Ganze 29 Verträge umfasst nun die Einigung, die beide Seiten unter der Anleitung Platzecks in der mehr als fünfmonatigen Schlichtung gefunden haben. Dazu zählt auch eine Entgelt-Erhöhung mit ungewöhnlich langer Laufzeit: Von Januar 2016 bis Juni 2019 steigen die Gehälter der 19 000 Flugbegleiter in drei Stufen um insgesamt 5,5 Prozent. Bis September dieses Jahres gibt’s neben einer Einmalzahlung von 3000 Euro 2,2 Prozent mehr Lohn. Von Oktober an steigt das Gehalt um ein weiteres Prozent; weitere zwei Prozent kommen ab Januar 2018 hinzu. Last but not least steigt die Gewinnbeteiligung der Kabinen-Mitarbeiter deutlich. Zudem erhalten sie eine Beschäftigungsgarantie bis 2021. Dabei hat das Unternehmen auch zugesagt, seine Flugzeuge bis zum Jahr 2023 nicht mit Fremdpersonal zu besetzen. Im Gegenzug sollen die Personalkosten beim Kabinenpersonal um rund zehn Prozent im Vergleich zur bisher prognostizierten Entwicklung sinken – zumindest wenn die Belegschaft bei der Kernmarke Lufthansa um ein Prozent wächst.

Als beispielhafte Innovation priesen alle Beteiligten in diesem Zusammenhang die neue Vergütungstruktur: Aus dem viermonatigen Anlern-Job Flugbegleiter soll zusammen mit der IHK ein Ausbildungsberuf mit Bachelor-Abschluss entwickelt werden.
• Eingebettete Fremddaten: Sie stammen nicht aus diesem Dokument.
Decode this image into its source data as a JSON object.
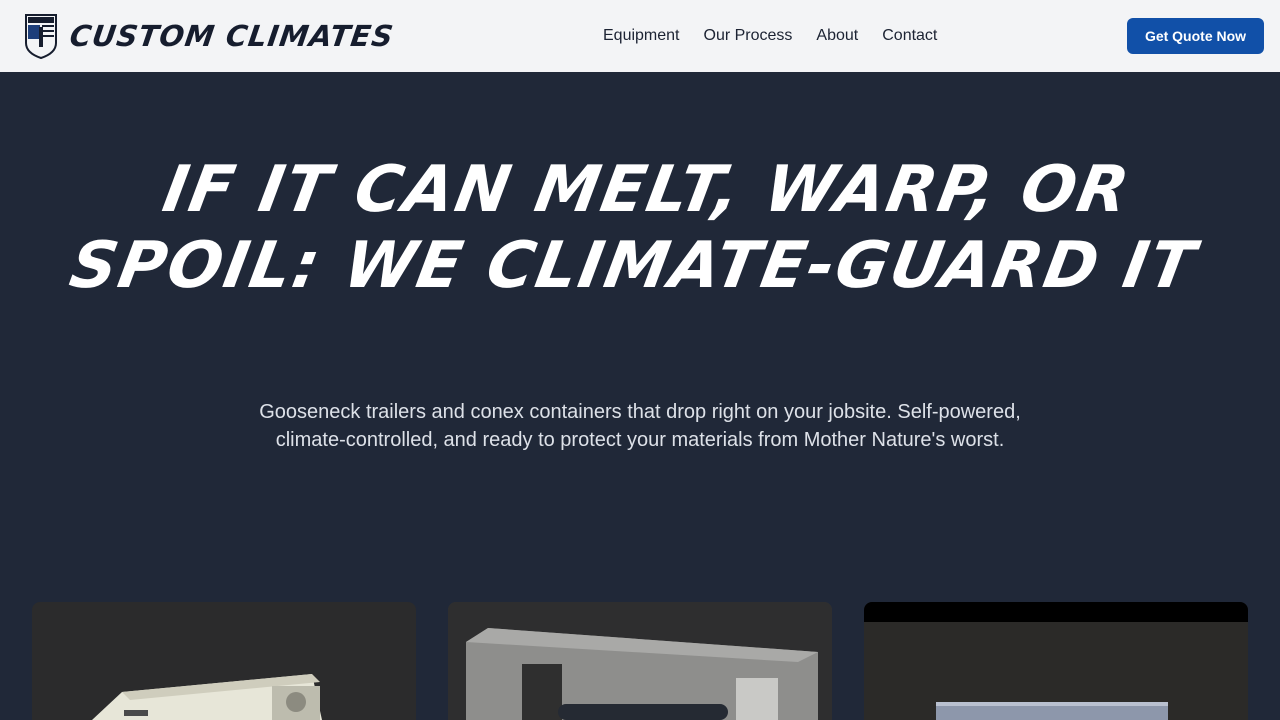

Die höheren Entgeltstufen für Flugbegleiter mit mindestens 2150 Euro monatlichem Grundgehalt kann künftig nur noch erreichen, wer die 18-monatige Ausbildung absolviert – die von den Beschäftigten aber größtenteils selbst finanziert werden muss.

Neues Pensionssystem

Eine Lösung hat die Schlichtung schließlich auch beim bedeutsamsten Konflikt-Punkt herbeigeführt: dem Streit um die Neuregelung der Alters- und Übergangsversorgung des Kabinen-Personals. „Die Lösung ist für die Mitarbeiter gut auszuhalten und macht die betriebliche Versorgung für das Unternehmen kalkulierbarer“, kommentierte Platzeck die Einigung. Vor dem Hintergrund des Niedrigstzinsumfeldes und gerichtlich gekippter Altersgrenzen beim fliegenden Personal drängt die Lufthansa seit langem darauf, das in den 60er Jahren geschaffene, nicht mehr finanzierbare Pensionssystem zu reformieren. Da hat UFO nun eingelenkt, so dass die Lufthansa bei den Betriebsrenten künftig nicht mehr eine absolute Auszahlungshöhe garantieren muss, sondern nur noch die Höhe ihrer Beiträge. Und die sollen 5,2 Prozent des Gehalts betragen. Das Zinsrisiko geht damit auf die Mitarbeiter über. Neu eingestellte Mitarbeiter sind dabei aber schlechter gestellt: Sie erhalten für die ersten fünf Jahre keine Beiträge zur Versorgung, es sei denn, sie absolvieren die neue Ausbildung. Ohne diese erhalten die neuen Mitarbeiter auch nach fünf Jahren keine Übergangsversorgung.